Pour la protection rapprochée du navire, l’Admiral Nakhimov dispose de quatre lanceurs du système 4K33 Osa-M (ces derniers sont absents du Piotr Velikiy) ainsi que de six tourelles du système 3M87 Kashtan (Close-In Weapon System). Alors que les premières informations tablaient sur un enlèvement du système Osa-M et un remplacement du Kashtan par une version modernisée; le Kashtan-M. Il n’en sera finalement rien puisque dans le cadre de la modernisation, c’est le système Pantsir-M (variante navalisée du Pantsir-S1 terrestre) combinant un ensemble de huit tubes lance-missiles (dotation totale de quarante missiles) et deux canons GSh-6-30 (de 30 mm) à tir rapide qui vient prendre la relève des Kashtan. L’Admiral Nakhimov dispose de six (2×3) tourelles installées latéralement et réparties équitablement de chaque côté du navire; celles-ci offrent une bulle de protection à courte et moyenne distance couvrant un arc de cercle « presque » complet autour du navire.

Enfin le canon double AK-130 (deux tubes de 130 mm) implanté en plage arrière du bâtiment près du hangar à hélicoptères a été enlevé et est remplacé par un modèle plus récent de canon A-192M (un tube de 130 mm) installé en même position. A noter que l’AK-130, vu la complexité (double tube) et la disparition des producteurs de certains de ses composants peu après la fin de l’URSS, n’a été que très peu employé: la Russie n’étant pas en mesure de produire les pièces de remplacement en vue de maintenir ces derniers en fonctionnement. Leur remplacement par un modèle fonctionnel, moins complexe d’un point de vue technique et moins encombrant sur un navire prend tout son sens. On remarque d’ailleurs que l’emploi du canon A-192M sur l’Admiral Nakhimov voit la Marine Russe uniformiser ses équipements: ce modèle étant également présent sur les frégates du Projet 22350 Admiral Gorshkov (Адмирал Горшков).

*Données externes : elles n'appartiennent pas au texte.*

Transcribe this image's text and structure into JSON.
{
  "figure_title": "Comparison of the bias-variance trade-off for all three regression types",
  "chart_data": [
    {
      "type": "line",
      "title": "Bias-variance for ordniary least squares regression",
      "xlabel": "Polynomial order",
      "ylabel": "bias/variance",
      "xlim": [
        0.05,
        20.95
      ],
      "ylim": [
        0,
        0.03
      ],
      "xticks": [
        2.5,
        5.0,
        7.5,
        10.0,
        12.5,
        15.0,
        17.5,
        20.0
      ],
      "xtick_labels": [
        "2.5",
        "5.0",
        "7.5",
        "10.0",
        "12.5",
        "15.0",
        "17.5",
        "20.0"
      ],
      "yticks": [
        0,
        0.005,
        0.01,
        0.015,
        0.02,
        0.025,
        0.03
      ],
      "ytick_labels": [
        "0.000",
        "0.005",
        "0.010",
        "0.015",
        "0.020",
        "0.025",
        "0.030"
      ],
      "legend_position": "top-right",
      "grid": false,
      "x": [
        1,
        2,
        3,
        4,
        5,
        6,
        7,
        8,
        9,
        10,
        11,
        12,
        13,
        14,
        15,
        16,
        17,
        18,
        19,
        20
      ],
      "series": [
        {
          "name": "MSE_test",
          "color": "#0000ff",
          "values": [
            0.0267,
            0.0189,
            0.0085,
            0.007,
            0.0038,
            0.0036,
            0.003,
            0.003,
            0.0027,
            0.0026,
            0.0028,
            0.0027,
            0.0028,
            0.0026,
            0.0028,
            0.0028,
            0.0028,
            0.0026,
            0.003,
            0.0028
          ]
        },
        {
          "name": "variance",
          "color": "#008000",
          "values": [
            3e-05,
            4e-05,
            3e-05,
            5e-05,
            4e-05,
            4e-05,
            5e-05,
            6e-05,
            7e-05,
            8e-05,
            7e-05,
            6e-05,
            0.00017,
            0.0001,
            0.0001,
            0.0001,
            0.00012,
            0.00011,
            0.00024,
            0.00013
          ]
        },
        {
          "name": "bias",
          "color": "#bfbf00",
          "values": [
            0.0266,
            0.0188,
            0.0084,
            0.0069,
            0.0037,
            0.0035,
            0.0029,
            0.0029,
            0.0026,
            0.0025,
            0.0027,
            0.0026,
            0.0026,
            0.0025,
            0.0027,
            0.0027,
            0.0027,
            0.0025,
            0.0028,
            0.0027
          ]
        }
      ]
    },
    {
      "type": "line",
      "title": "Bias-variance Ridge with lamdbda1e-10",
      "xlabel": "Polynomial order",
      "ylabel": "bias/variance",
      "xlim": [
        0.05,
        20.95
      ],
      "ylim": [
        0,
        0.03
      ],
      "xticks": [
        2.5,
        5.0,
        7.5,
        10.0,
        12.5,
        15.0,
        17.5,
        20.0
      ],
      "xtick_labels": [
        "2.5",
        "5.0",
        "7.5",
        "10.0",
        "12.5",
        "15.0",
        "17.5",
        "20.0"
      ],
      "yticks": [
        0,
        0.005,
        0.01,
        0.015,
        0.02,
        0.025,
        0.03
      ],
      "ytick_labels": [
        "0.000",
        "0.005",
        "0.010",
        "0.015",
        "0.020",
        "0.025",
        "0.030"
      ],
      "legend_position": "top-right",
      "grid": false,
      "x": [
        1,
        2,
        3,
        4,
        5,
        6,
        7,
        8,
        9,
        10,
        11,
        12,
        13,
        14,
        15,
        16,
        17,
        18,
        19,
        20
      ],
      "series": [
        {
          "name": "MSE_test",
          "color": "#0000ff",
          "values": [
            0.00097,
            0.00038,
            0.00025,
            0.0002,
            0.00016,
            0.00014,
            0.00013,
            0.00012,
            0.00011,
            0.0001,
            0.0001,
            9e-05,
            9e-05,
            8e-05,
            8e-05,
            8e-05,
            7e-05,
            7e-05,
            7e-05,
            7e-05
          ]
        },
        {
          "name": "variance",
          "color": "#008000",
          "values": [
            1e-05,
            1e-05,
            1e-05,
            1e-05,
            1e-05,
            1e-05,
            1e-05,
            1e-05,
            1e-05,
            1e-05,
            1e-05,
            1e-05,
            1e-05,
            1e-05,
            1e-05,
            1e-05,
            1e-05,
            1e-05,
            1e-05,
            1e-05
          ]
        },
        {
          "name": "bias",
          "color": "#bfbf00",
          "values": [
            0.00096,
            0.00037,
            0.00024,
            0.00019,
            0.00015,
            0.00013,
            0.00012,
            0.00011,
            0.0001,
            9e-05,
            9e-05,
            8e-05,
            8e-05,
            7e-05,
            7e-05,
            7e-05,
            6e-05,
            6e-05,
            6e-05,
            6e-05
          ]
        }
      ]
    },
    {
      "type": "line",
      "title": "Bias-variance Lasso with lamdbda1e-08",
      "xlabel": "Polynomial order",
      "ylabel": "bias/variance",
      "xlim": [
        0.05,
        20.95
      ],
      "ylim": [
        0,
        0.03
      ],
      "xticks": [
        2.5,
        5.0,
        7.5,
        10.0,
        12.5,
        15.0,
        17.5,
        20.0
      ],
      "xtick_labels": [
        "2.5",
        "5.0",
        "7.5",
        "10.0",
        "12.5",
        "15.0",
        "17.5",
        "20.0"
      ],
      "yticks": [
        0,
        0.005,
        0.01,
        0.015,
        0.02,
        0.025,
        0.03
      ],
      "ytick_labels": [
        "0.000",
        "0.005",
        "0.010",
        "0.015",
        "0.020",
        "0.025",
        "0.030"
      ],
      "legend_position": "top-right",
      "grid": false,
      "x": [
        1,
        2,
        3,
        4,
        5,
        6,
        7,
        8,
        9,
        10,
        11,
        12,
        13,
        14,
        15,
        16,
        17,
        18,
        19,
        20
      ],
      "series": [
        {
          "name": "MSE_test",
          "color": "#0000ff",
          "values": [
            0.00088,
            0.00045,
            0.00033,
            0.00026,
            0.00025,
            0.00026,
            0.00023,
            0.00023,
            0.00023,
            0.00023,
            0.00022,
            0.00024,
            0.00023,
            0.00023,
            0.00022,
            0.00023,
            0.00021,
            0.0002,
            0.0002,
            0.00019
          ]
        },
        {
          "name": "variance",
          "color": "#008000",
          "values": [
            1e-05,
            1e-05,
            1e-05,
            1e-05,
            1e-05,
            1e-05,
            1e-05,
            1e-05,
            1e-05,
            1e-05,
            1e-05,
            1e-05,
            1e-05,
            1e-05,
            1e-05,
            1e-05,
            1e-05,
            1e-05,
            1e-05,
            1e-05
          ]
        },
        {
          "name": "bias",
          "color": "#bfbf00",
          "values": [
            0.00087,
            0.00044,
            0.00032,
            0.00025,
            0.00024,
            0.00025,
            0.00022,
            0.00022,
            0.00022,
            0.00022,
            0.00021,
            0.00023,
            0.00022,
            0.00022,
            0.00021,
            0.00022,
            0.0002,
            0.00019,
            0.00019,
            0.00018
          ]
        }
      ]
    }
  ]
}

Un nouveau système de proximité prévu pour la lutte anti sous-marins et anti-torpilles va être installé: le Paket-NK. Le système est composé d’un sonar de désignation de cibles (Paket-AE), d’un système de contrôle (Paket-E) ainsi que de deux lanceurs rotatifs de torpilles placés en containers. Le système peut fonctionner soit de manière automatique en étant intégré dans le système de défense du navire soit indépendamment. Le système, monté à raison de deux lanceurs quadruples remplacera les 10 tubes lance-torpilles de 533 mm.

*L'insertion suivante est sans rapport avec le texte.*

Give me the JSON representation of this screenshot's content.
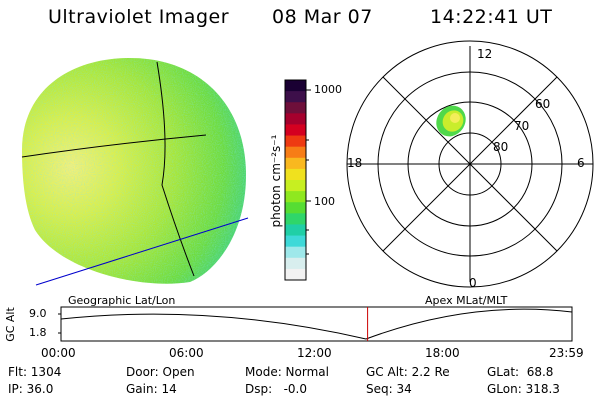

Pour mettre en œuvre les armements cités ci-dessus, la suite de radars et de capteurs embarqués évolue en profondeur: on peut néanmoins regretter que, vu l’ampleur des travaux effectués sur le navire ainsi que les délais d’immobilisation, les ingénieurs russes n’aient pas fait le choix d’intégrer directement des antennes plates sur la mâture principale un peu à l’image des mâtures des frégates du Projet 22350 Admiral Gorshkov et corvettes du Projet 20380 Steregushchiy. Est-ce pour des raisons techniques, des raisons financières ou autres que ce choix n’a pas été effectué? Il n’est pas possible en l’état actuel des choses de répondre à cette question.

Les deux radars principaux du navire composant le système MR-800 vont être remplacés. Le radar MR-600 Voshkod situé sur le mât principal est remplacé par le nouveau radar MR-650 Podberezovik produit par Salyut. Ce radar comporte une antenne plate de grande dimension et est prévu pour assurer la détection des cibles aériennes ainsi que de surface et il offre une plus grande résistance au brouillage que le système embarqué actuel. D’un point de vue des performances, ce radar peut couvrir une zone de 500 Km et assurer la détection d’un avion à 300 Km et d’un missile à 55 Km (ces valeurs varient bien évidemment en fonction de la taille de l’objet à détecter). La distance de détection minimale est de 5 Km. L’antenne, rotative, pèse 4,7 tonnes et implantée au sommet du mât principal. Sur base d’images publiées par le chantier naval SevMash lors de l’admission au service d’un sous-marin du Projet 955A Boreï-A en 2022, il fut possible de voir que le radar MR-650 était déjà installé sur l’Admiral Nakhimov.
Le radar MR-710 Fregat est remplacé par une variante plus moderne; le MR-710 Fregat M2. Ce radar, également produit par Salyut, est composé de deux antennes plates légèrement désaxées montées dos-à-dos sur un support rotatif commun, qui sert à la détection des cibles aériennes et de surface. Ce radar offre une résistance accrue au brouillage par rapport à son prédécesseur et peut couvrir une zone de 300 Km; il est capable de détecter un avion à maximum 230 Km et un missile à 50 Km, sa capacité de détection minimale étant de 2 Km. En ce qui concerne les radars de navigation; les trois radars MR-212 sont remplacés par des radars MR-231 ainsi que les systèmes de navigation MR-232-3 liés. On peut également voir la présence d’au-moins deux radars 5P-30N2 Fregat MA-4 (avec un léger doute sur le modèle exact) positionnés latéralement sur le mât principal.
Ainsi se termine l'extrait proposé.